三密2
(ケーキ屋)
○「きっちゃん、ちょっと相談あるんやけど」
キ「ええよ、今暇してんねん。寄って行き。ケーキ作ってもな、あの流行の病気のおかげで不景気やねん。いっそ不景気だけに生麩や焼麩使た麩ケーキ作ったら洒落効いてて売れるかも知れん」
○「売れん思うわ。その洒落、洒落にならんし……」
キ「そうか売れんか、で、今日は何聴きたいん?」
○「他ならん、今流行りの三密いう言葉やねん。さっき寺の和尚さんに聴いてきたけど。ありがたい話やったけど、なんかしっくりこん」
キ「話長かったやろ?またえらいとこ行ってからに。三業とか貪瞋痴の三毒とか言われて途方に暮れたんちゃう?」
○「あんた、なんで知ってる?お寺に盗聴器でも仕掛けてんの?」
キ「そんな面倒くさい事するかいな」
○「ほな、わしより先に聴きに行ったんかい?」
キ「行かん行かん。わかるやんそれくらい」
○「そこ見込んで聞きたいんや。三密って何や」
キ「そんなリキまんかてええやん。で、パテシエとしてのわしの見解聴きたいのん?」
○「俺は真実を知りたいんじゃ」
キ「リキむなって。帰ったらネットで調べいよ。これは一個人の見解として参考にするんやで。情報はきっちりとな…」
○「前置き長いねん。
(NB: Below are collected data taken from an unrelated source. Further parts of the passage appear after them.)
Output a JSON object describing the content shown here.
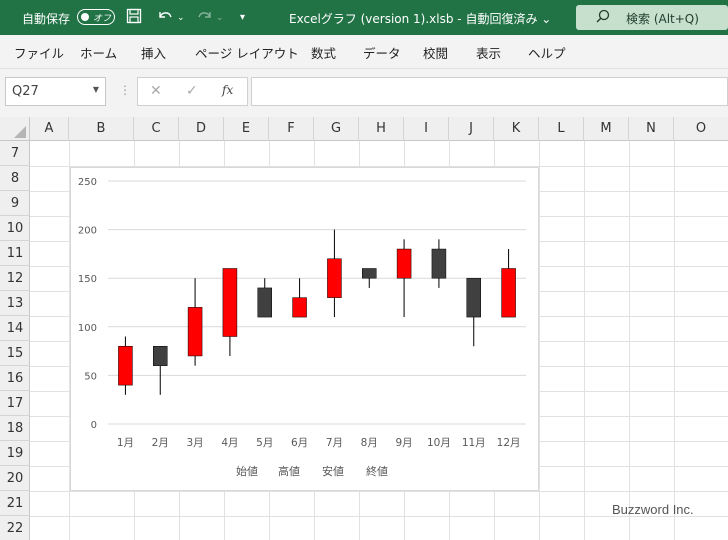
{
  "titlebar": {
    "autosave_label": "自動保存",
    "autosave_state": "オフ",
    "doc_title": "Excelグラフ (version 1).xlsb  -  自動回復済み  ⌄",
    "search_label": "検索 (Alt+Q)"
  },
  "ribbon": {
    "tabs": [
      "ファイル",
      "ホーム",
      "挿入",
      "ページ レイアウト",
      "数式",
      "データ",
      "校閲",
      "表示",
      "ヘルプ"
    ]
  },
  "formula_bar": {
    "name_box": "Q27",
    "formula": ""
  },
  "grid": {
    "columns": [
      "A",
      "B",
      "C",
      "D",
      "E",
      "F",
      "G",
      "H",
      "I",
      "J",
      "K",
      "L",
      "M",
      "N",
      "O"
    ],
    "rows": [
      "7",
      "8",
      "9",
      "10",
      "11",
      "12",
      "13",
      "14",
      "15",
      "16",
      "17",
      "18",
      "19",
      "20",
      "21",
      "22"
    ]
  },
  "chart_data": {
    "type": "candlestick",
    "categories": [
      "1月",
      "2月",
      "3月",
      "4月",
      "5月",
      "6月",
      "7月",
      "8月",
      "9月",
      "10月",
      "11月",
      "12月"
    ],
    "open": [
      40,
      80,
      70,
      90,
      140,
      110,
      130,
      160,
      150,
      180,
      150,
      110
    ],
    "high": [
      90,
      80,
      150,
      160,
      150,
      150,
      200,
      160,
      190,
      190,
      150,
      180
    ],
    "low": [
      30,
      30,
      60,
      70,
      110,
      110,
      110,
      140,
      110,
      140,
      80,
      110
    ],
    "close": [
      80,
      60,
      120,
      160,
      110,
      130,
      170,
      150,
      180,
      150,
      110,
      160
    ],
    "ylim": [
      0,
      250
    ],
    "yticks": [
      0,
      50,
      100,
      150,
      200,
      250
    ],
    "legend": [
      "始値",
      "高値",
      "安値",
      "終値"
    ],
    "legend_position": "bottom",
    "colors": {
      "up": "#ff0000",
      "down": "#404040",
      "wick": "#000000",
      "grid": "#d9d9d9"
    },
    "gridlines": true
  },
  "watermark": "Buzzword Inc.",
  "icons": {
    "save": "save-icon",
    "undo": "undo-icon",
    "redo": "redo-icon",
    "search": "search-icon"
  }
}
単刀直入に」
キ「三蜜というのは専門家から言うと白蜜黒蜜蜂蜜の事やで」
○「メープルはどうした……」
キ「そうか、おまえメープルトースト好きやったな」
○「どうでもええから、三密を避けましょういうのはどういう理由やねん」
キ「だんだん怒気含んできてるぞ、落ち着いて聴けよ。糖分摂取は過剰やったら肥満とか糖尿病を引き起こす原因になるし、赤ちゃんに蜂蜜は禁物いうのは知ってるやろ?」
○「いくらなんでも、それはなぶり過ぎやろ?俺だってアホいう事は自覚してるし、それでも、大事な友達やおもてたのに……」
キ「ごめん、俺悪かった、ちゃんと説明するから」
○「ちょっと今日は失礼するわ。ごめん、怒ってない怒ってない、怒ったら業が深なる。和尚さんにええお話聴いてきたばっかりやのに、ごめんまた来るから」
キ「帰ってしもた、悪かった。与太話しにきたおもてた」
ちょっとした行き違いでございます。気持ちというもの、噛み合わん時は噛み合わんものでございます。